Stewart also extolled the recent formal relationship between the OSG and XSEDE (the eXtreme Science and Engineering Discovery Environment, funded by the US National Science Foundation). XSEDE uses the OSG as a model of excellence in integrating campus-based and nationally-funded technologies.
Having played a crucial role in the discovery of the Higgs boson, the OSG is well known for supporting the high-energy physics community. Stewart challenged the OSG, however, to do more to inform the general public of the value of scientific research to society. “OSG has been critical to one of the greatest scientific discoveries in a hundred years. If just doing great science were enough, we would be atop a peak of public support. But clearly doing great science is not enough. We need to do more to help the general public understand the short- and long-term benefits of public funding for scientific research.”
Throughout the four-day conference, members of varied campus communities cleared up any doubts about the OSG’s continued expansion – noting its crucial support for research and achievements in cosmology, neurology, bioinformatics, biochemistry, chemical genomics, and drug discovery, just to name a few. Computing centers and campuses are embracing the 'submit locally, run globally' mantra of the Open Science Grid, tying together campus computing resources via a single submission protocol using the OSG software stack. This makes it easy to expand from local campus grids to the OSG and even commercial cloud products. “Acting as virtual organizations in collaboration with OSG, our campus is retaining ownership of local compute resources while sharing and consuming resources opportunistically – clearly a win-win,” explains David Swanson, director of Holland Computing Center at the University of Nebraska at Lincoln, US.

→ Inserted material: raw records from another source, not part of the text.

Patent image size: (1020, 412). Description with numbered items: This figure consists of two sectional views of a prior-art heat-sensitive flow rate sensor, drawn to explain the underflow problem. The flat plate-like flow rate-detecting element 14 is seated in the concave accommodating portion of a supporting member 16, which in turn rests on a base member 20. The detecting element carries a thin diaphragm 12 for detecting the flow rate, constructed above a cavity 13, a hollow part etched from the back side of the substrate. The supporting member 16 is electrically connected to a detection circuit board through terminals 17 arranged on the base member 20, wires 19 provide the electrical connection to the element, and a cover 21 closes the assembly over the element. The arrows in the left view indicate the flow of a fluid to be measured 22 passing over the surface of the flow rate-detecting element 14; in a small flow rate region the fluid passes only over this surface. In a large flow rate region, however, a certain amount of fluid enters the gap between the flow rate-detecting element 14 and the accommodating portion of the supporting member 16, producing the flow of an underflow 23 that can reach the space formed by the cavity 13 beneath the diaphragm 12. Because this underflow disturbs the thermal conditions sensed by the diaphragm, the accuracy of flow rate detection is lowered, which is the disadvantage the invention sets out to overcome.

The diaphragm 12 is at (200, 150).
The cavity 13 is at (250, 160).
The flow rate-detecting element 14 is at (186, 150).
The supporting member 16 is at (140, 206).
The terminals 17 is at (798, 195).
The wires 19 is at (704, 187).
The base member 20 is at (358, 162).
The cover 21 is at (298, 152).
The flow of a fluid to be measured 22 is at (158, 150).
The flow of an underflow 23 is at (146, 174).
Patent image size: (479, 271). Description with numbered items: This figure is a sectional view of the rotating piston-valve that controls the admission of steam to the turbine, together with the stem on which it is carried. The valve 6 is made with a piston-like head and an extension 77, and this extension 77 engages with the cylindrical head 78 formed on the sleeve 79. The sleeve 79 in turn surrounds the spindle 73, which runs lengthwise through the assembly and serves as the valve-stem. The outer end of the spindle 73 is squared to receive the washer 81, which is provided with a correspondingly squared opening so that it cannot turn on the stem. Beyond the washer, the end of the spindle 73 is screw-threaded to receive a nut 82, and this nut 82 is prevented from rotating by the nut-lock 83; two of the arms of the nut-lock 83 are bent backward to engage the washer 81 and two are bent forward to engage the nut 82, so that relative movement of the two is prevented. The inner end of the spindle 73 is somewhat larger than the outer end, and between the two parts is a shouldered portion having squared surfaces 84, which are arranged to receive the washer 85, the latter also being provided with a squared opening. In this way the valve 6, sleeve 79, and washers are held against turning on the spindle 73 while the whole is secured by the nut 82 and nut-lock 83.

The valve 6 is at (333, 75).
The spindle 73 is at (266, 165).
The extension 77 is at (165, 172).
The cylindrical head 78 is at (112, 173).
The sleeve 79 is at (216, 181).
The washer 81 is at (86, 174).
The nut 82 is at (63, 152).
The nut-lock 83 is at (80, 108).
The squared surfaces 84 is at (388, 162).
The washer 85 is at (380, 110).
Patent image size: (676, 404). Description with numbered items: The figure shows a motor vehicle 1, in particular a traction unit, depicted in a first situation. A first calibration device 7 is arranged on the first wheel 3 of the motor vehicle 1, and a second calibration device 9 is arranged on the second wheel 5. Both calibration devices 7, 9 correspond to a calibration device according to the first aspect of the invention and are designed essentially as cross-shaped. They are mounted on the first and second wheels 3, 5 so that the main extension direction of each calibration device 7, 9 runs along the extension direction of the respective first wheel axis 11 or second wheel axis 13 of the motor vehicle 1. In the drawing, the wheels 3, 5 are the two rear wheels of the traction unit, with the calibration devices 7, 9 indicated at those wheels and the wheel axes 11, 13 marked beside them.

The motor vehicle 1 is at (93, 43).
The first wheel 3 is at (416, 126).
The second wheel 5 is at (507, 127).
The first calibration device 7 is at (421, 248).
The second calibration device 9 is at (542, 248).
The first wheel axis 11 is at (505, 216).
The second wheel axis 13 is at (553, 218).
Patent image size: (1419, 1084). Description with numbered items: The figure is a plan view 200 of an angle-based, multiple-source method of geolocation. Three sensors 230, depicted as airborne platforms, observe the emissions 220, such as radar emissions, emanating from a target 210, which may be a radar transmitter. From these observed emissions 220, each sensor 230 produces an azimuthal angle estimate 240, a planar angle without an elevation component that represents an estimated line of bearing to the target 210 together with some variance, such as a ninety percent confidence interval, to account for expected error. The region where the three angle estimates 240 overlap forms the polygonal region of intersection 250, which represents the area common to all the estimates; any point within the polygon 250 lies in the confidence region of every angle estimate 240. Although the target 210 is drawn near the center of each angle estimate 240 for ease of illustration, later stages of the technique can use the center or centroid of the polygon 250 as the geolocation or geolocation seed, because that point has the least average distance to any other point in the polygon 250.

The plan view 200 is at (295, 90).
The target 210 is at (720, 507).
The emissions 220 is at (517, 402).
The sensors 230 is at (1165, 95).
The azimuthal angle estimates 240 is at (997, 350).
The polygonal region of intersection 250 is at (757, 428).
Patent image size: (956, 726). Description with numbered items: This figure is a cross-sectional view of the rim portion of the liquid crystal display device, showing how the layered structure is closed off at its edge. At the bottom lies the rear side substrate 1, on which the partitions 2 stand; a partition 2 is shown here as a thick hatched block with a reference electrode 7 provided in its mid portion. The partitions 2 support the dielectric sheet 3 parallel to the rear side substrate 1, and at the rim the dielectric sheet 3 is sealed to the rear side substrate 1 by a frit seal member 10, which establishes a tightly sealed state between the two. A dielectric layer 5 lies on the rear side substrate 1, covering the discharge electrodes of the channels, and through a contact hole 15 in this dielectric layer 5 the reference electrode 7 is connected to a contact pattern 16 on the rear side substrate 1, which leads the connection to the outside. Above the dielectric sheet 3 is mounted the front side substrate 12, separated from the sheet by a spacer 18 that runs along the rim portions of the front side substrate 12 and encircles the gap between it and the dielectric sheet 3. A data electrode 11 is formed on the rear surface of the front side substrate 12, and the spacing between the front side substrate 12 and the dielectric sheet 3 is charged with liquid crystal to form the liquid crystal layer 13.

“As a neurophysiologist, I am studying electrical signals in the brain to try to understand concussion and learn how to treat it,” explains Don Krieger from the University of Pittsburgh’s department of neurological surgery. “We’ve developed new methods to extract neuroelectric information from magnetoencephalographic recordings using a novel nonlinear optimization method – referee consensus. This method is powerful but computationally expensive. At the beginning of December, we had been able to process only 10 seconds of data from one volunteer. By the end of January, using OSG computing resources, we had processed 10,000 seconds of data from 26 volunteers. This is a real breakthrough for our work. Use of the OSG has enabled demonstration of the power of this new method and has moved this important clinical research forward in a way that would not have been possible otherwise.”
In the last six years, the OSG has provided more than 2.2 billion CPU hours to the scientific and research community. In addition to the Large Hadron Collider and its Tier 2 operations, OSG executive director Lothar Bauerdick attributes much of 2012’s 734 million CPU hours to opportunistic users from a spectrum of applications. Along with success comes responsibility, more of which has fallen to the OSG community (both nationally and internationally). “Looking ahead, the OSG will continue to focus on usability and robustness of software within the OSG ecosystem, education and outreach for campus communities, and the policies surrounding interfacing with cloud resources,” says Bauerdick.